If I switch to “grey cloud”, then everything works perfectly - but this leaks our IP address so doesn’t offer any DDOS protection that we want from CF
We tried switching the website to HTTP/1.0 and closing after each request, that had no effect.
Our webserver is very fast especially for these small static requests, in fact using CF slows the overall experience down by 20-40mS per request, but that is acceptable, we want the DDOS protection more.
If we browse direct to the origin at the same time, it never has any issues.
When reloading the page in the browser, the resource we get the 524 is random, not fixed to certain resources.
There is no FW in Azure
There is no rate limiting either (and if there was then the browser direct to origin would have issues)
When using orange cloud and normal caching we do not really see any errors, essentially the CF caching masks any issues, which you would expect
Setup to reproduce:
Add DNS for orange.example.com “orange cloud”
Add page rule cache-control=bypass
Add DNS for grey.example.com “grey cloud”

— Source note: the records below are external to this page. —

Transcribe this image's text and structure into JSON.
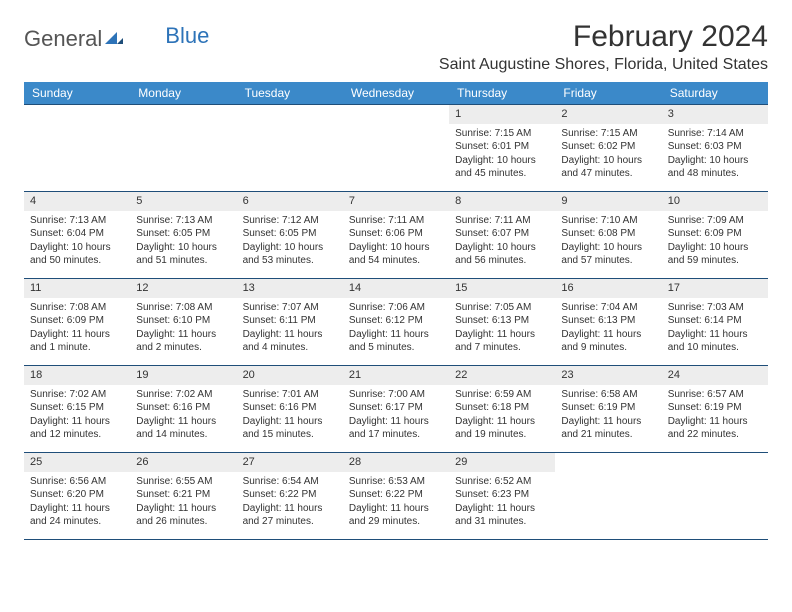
{
  "logo": {
    "text_a": "General",
    "text_b": "Blue"
  },
  "header": {
    "month_title": "February 2024",
    "location": "Saint Augustine Shores, Florida, United States"
  },
  "day_names": [
    "Sunday",
    "Monday",
    "Tuesday",
    "Wednesday",
    "Thursday",
    "Friday",
    "Saturday"
  ],
  "colors": {
    "header_bg": "#3b89c9",
    "header_fg": "#ffffff",
    "rule": "#1f4e79",
    "daynum_bg": "#ededed",
    "text": "#333333",
    "logo_gray": "#555555",
    "logo_blue": "#2d73b8",
    "page_bg": "#ffffff"
  },
  "weeks": [
    [
      {
        "empty": true
      },
      {
        "empty": true
      },
      {
        "empty": true
      },
      {
        "empty": true
      },
      {
        "n": "1",
        "sunrise": "7:15 AM",
        "sunset": "6:01 PM",
        "daylight": "10 hours and 45 minutes."
      },
      {
        "n": "2",
        "sunrise": "7:15 AM",
        "sunset": "6:02 PM",
        "daylight": "10 hours and 47 minutes."
      },
      {
        "n": "3",
        "sunrise": "7:14 AM",
        "sunset": "6:03 PM",
        "daylight": "10 hours and 48 minutes."
      }
    ],
    [
      {
        "n": "4",
        "sunrise": "7:13 AM",
        "sunset": "6:04 PM",
        "daylight": "10 hours and 50 minutes."
      },
      {
        "n": "5",
        "sunrise": "7:13 AM",
        "sunset": "6:05 PM",
        "daylight": "10 hours and 51 minutes."
      },
      {
        "n": "6",
        "sunrise": "7:12 AM",
        "sunset": "6:05 PM",
        "daylight": "10 hours and 53 minutes."
      },
      {
        "n": "7",
        "sunrise": "7:11 AM",
        "sunset": "6:06 PM",
        "daylight": "10 hours and 54 minutes."
      },
      {
        "n": "8",
        "sunrise": "7:11 AM",
        "sunset": "6:07 PM",
        "daylight": "10 hours and 56 minutes."
      },
      {
        "n": "9",
        "sunrise": "7:10 AM",
        "sunset": "6:08 PM",
        "daylight": "10 hours and 57 minutes."
      },
      {
        "n": "10",
        "sunrise": "7:09 AM",
        "sunset": "6:09 PM",
        "daylight": "10 hours and 59 minutes."
      }
    ],
    [
      {
        "n": "11",
        "sunrise": "7:08 AM",
        "sunset": "6:09 PM",
        "daylight": "11 hours and 1 minute."
      },
      {
        "n": "12",
        "sunrise": "7:08 AM",
        "sunset": "6:10 PM",
        "daylight": "11 hours and 2 minutes."
      },
      {
        "n": "13",
        "sunrise": "7:07 AM",
        "sunset": "6:11 PM",
        "daylight": "11 hours and 4 minutes."
      },
      {
        "n": "14",
        "sunrise": "7:06 AM",
        "sunset": "6:12 PM",
        "daylight": "11 hours and 5 minutes."
      },
      {
        "n": "15",
        "sunrise": "7:05 AM",
        "sunset": "6:13 PM",
        "daylight": "11 hours and 7 minutes."
      },
      {
        "n": "16",
        "sunrise": "7:04 AM",
        "sunset": "6:13 PM",
        "daylight": "11 hours and 9 minutes."
      },
      {
        "n": "17",
        "sunrise": "7:03 AM",
        "sunset": "6:14 PM",
        "daylight": "11 hours and 10 minutes."
      }
    ],
    [
      {
        "n": "18",
        "sunrise": "7:02 AM",
        "sunset": "6:15 PM",
        "daylight": "11 hours and 12 minutes."
      },
      {
        "n": "19",
        "sunrise": "7:02 AM",
        "sunset": "6:16 PM",
        "daylight": "11 hours and 14 minutes."
      },
      {
        "n": "20",
        "sunrise": "7:01 AM",
        "sunset": "6:16 PM",
        "daylight": "11 hours and 15 minutes."
      },
      {
        "n": "21",
        "sunrise": "7:00 AM",
        "sunset": "6:17 PM",
        "daylight": "11 hours and 17 minutes."
      },
      {
        "n": "22",
        "sunrise": "6:59 AM",
        "sunset": "6:18 PM",
        "daylight": "11 hours and 19 minutes."
      },
      {
        "n": "23",
        "sunrise": "6:58 AM",
        "sunset": "6:19 PM",
        "daylight": "11 hours and 21 minutes."
      },
      {
        "n": "24",
        "sunrise": "6:57 AM",
        "sunset": "6:19 PM",
        "daylight": "11 hours and 22 minutes."
      }
    ],
    [
      {
        "n": "25",
        "sunrise": "6:56 AM",
        "sunset": "6:20 PM",
        "daylight": "11 hours and 24 minutes."
      },
      {
        "n": "26",
        "sunrise": "6:55 AM",
        "sunset": "6:21 PM",
        "daylight": "11 hours and 26 minutes."
      },
      {
        "n": "27",
        "sunrise": "6:54 AM",
        "sunset": "6:22 PM",
        "daylight": "11 hours and 27 minutes."
      },
      {
        "n": "28",
        "sunrise": "6:53 AM",
        "sunset": "6:22 PM",
        "daylight": "11 hours and 29 minutes."
      },
      {
        "n": "29",
        "sunrise": "6:52 AM",
        "sunset": "6:23 PM",
        "daylight": "11 hours and 31 minutes."
      },
      {
        "empty": true
      },
      {
        "empty": true
      }
    ]
  ],
  "labels": {
    "sunrise": "Sunrise: ",
    "sunset": "Sunset: ",
    "daylight": "Daylight: "
  }
}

Test web page with simple HTML and 15 or so IMG tags
Browsing to orange.example.com frequently get 524 errors, but using grey.example.com has no problems,
Does anyone else see Origin Timeouts constantly, especially for a site hosted on Azure.
How do other sites handle REST API urls that shouldn’t be cached by CF - is there a better pattern than using orange cloud and bypass page rules?
Any other troubleshooting tips? I accept we might have something setup wrong, but struggling to see what.